BAGHDAD — Attacks across Iraq including a suicide bombing at a Sunni funeral killed at least 36 on Wednesday, authorities said, while police found 13 bodies at two different locations with gunshot wounds to their heads.
Bodies were frequently found dumped during the height of Iraq's sectarian violence in 2006 and 2007, when the country was at the edge of civil war. Although monthly deaths tolls are still significantly lower than they were then, a seven-month spike of violence that shows little sign of abating has raised fears that widespread killing may be rekindled.
Eight of the corpses were found dumped in farmland in the Sunni-dominated Arab Jabour district, a police officer said. All of the dead, men believed to be between the ages of 25 to 35, suffered gunshot to their heads, he said.
Arab Jabour, a former insurgent stronghold, is located about 25 kilometers (15 miles) south of Baghdad.
Authorities found another five corpses in a vacant lot in a residential area of the capital's predominantly Shiite northwestern Shula neighborhood, the officer said. The slain men, all in their 30s, had their hands and legs tied and suffered gunshots in heads and chests, he said. Officers found no identification on the corpses.

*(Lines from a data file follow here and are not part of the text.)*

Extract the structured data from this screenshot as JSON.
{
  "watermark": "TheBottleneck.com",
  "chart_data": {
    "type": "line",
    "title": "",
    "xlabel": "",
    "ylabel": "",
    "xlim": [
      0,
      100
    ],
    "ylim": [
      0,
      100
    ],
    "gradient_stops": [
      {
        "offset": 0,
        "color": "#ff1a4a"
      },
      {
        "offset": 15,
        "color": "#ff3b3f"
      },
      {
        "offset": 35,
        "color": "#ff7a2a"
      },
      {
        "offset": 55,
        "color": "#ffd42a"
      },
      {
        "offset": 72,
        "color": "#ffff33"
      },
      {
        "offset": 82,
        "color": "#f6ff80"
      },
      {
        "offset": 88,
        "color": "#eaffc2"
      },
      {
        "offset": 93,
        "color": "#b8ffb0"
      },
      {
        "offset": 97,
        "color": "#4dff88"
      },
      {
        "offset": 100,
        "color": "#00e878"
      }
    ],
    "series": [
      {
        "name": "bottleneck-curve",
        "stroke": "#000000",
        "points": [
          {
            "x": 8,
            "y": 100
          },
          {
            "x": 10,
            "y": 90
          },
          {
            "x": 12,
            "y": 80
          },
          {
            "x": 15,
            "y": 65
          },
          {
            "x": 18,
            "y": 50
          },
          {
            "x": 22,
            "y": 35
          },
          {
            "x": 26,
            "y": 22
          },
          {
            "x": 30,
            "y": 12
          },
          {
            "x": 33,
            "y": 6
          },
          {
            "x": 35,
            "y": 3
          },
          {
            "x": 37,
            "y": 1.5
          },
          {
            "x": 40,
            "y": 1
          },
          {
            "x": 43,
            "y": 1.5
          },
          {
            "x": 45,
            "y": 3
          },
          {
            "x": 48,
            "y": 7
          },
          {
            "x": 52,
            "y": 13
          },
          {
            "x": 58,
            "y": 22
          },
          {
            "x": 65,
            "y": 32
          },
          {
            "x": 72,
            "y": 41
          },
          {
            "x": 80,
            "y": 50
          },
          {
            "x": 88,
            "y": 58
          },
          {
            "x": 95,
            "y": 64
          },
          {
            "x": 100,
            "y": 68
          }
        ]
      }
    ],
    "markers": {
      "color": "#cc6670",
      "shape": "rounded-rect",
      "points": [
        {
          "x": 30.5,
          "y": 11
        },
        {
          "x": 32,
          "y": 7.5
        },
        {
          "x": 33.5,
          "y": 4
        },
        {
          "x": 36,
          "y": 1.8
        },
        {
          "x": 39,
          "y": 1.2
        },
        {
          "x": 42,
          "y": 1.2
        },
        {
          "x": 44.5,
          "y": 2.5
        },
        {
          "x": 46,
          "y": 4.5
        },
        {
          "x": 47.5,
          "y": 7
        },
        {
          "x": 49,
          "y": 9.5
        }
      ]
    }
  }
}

In 2006 and 2007, both Shiite and Sunni death squads roamed the streets and raided homes to round up people. Authorities later found the victims' corpses, often mutilated.
Shortly after sunset, 11 mourners were killed and 25 others were wounded when a suicide bomber set off his explosive belt inside a tent where the Sunni funeral was being held in Baghdad's western suburbs of Abu Ghraib, said local police and hospital officials.
The other attacks ranged from a home invasion to a drive-by shooting to a complex assault on a police station involving a suicide bomber, a mortar strike, and a team of gunmen.